A bronze pot with 24 rare golden coins, which are about 900 years old, and a golden earring were discovered on the eve of Hanukkah in Caesarea National Park.
This find is evidence of one of the saddest pages in the history of Caesarea — the cruel conquest of the city by the crusaders. Some of the residents hid their savings, hoping to save them, but never returned.
“The coins we found,” says Dr. Peter Gendelman, the head of the excavations at the Israel Antiquities Authority, date from the end of the eleventh century, which allows us to associate the find with the conquest of Caesarea by the Crusaders in 1101. It was one of the most dramatic moments in the medieval history of the city. According to modern written sources, most of the inhabitants of Caesarea were killed by the army of Baldwin I, king of the Kingdom of Jerusalem from 1100 to 1118. Obviously, the owner of the treasure and his family died as a result of the massacre or were sold into slavery and therefore could not take their gold.
Gold near the well
Gold was discovered during excavations between two stones not far from the well dating back to the time of the Abbasid and Fatimid dynasties, about 900 years ago. The well was located in the courtyard of an ancient public building on the territory of a sacred complex built by King Herod the Great more than two thousand years ago in honor of the Roman Emperor Augustus and the goddess Roma.
“Now this rare find,” says Michael Karsenti, CEO of Caesarea Development Corporation, will be on display at the port of Caesarea.
The third treasure.

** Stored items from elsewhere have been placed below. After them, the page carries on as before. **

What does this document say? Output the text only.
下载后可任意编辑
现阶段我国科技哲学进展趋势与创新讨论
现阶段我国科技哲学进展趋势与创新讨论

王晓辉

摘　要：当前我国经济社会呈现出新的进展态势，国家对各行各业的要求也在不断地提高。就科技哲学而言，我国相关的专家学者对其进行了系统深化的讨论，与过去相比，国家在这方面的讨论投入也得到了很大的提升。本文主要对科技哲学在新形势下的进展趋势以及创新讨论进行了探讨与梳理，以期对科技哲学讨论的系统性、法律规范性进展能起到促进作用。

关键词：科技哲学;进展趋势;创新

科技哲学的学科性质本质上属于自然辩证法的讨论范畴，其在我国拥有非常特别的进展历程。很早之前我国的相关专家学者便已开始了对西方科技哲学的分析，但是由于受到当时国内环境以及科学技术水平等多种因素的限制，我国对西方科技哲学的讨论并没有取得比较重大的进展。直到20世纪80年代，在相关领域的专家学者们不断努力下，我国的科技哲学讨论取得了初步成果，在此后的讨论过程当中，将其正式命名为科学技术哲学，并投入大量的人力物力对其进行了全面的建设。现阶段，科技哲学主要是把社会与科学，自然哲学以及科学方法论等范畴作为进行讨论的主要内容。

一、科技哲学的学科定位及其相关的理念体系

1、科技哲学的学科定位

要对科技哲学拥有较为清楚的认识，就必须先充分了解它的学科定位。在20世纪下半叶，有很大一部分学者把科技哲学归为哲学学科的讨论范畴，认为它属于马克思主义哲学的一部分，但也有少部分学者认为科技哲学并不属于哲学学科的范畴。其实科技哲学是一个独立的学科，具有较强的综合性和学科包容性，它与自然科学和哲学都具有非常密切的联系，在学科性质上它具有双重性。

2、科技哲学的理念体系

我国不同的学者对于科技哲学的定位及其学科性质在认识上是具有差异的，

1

Byzantium Gold
Golden coins and earring is the third sensational find on this excavation site. In the 60s, a pot of golden and silver jewelry from the same period was found here. And in the 90s, scientists found a collection of bronze vessels. These artifacts are now stored in the Israel Museum in Jerusalem. “The treasure is a unique combination of coins that have never been seen before in Israel,” says the expert of the Israel Antiquities Authority, numismatist Dr. Robert Kulu, 18 Fatimid dinars and six Byzantine gold coins. Dinars have never been found in Caesarea. It was the standard local currency of that time here. But rare Byzantine coins are of particular interest to scientists. Five of them belong to the reign of the Byzantine Emperor Michael VII Doukas (1071-1079). These coins did not spread locally and indicate possible contacts and trade relations between Caesarea and Constantinople. One such golden coin is equivalent to the annual salary of a simple farmer of that time. So the one who hid the treasure was a wealthy person or was engaged in trade.
Treasures of Herodion
The treasure was discovered during the final stage of a major project, on which archaeologists from Caesarea have been working for more than two years. This is the excavation of the huge repositories of the Port since the peak of the fame of Caesarea. In addition to the excavations in the repositories of the temple of Herodion, work is underway at the site of the ancient synagogue, where a unique mosaic floor has been partially restored.
Ancient Caesarea has been preserved in all its glory and never ceases to amaze scholars and lovers of history. Its exciting and fascinating story is revealed more and more. Each year, the national park attracts hundreds of thousands of visitors from Israel and other countries.
Millions from the Rothschild Foundation
More than 150 million shekels invested the Edmond de Rothschild Foundation in the search for the hidden treasures of Caesarea, in the preservation and modernization of this most important World Heritage site in Israel.
“The found treasure confirms the correctness of the foundation’s decision to allocate an unprecedented amount of more than 150 million shekels to preserve and restore the Old City and the port. — Said the Deputy Chairman of the Edmond de Rothschild Foundation, Guy Swanski, — This is another important contribution of the Rothschild Foundation to the development of tourism and employment in the area of Caesarea.
Million excavation and conservation projects for this site were sponsored by the Edmond de Rothschild Foundation in collaboration with the Caesarea Development Corporation, the Israel Antiquities Authority and the Israel Conservancy and Parks Committee.
— It is symbolic that golden coins were discovered on the eve of Hanukkah. — says the CEO of the Caesarea Development Corporation, Michael Karsenti, — For us, this is certainly a “miracle” — “Chanukah”, and evidence that even greater treasures are hidden in Caesarea.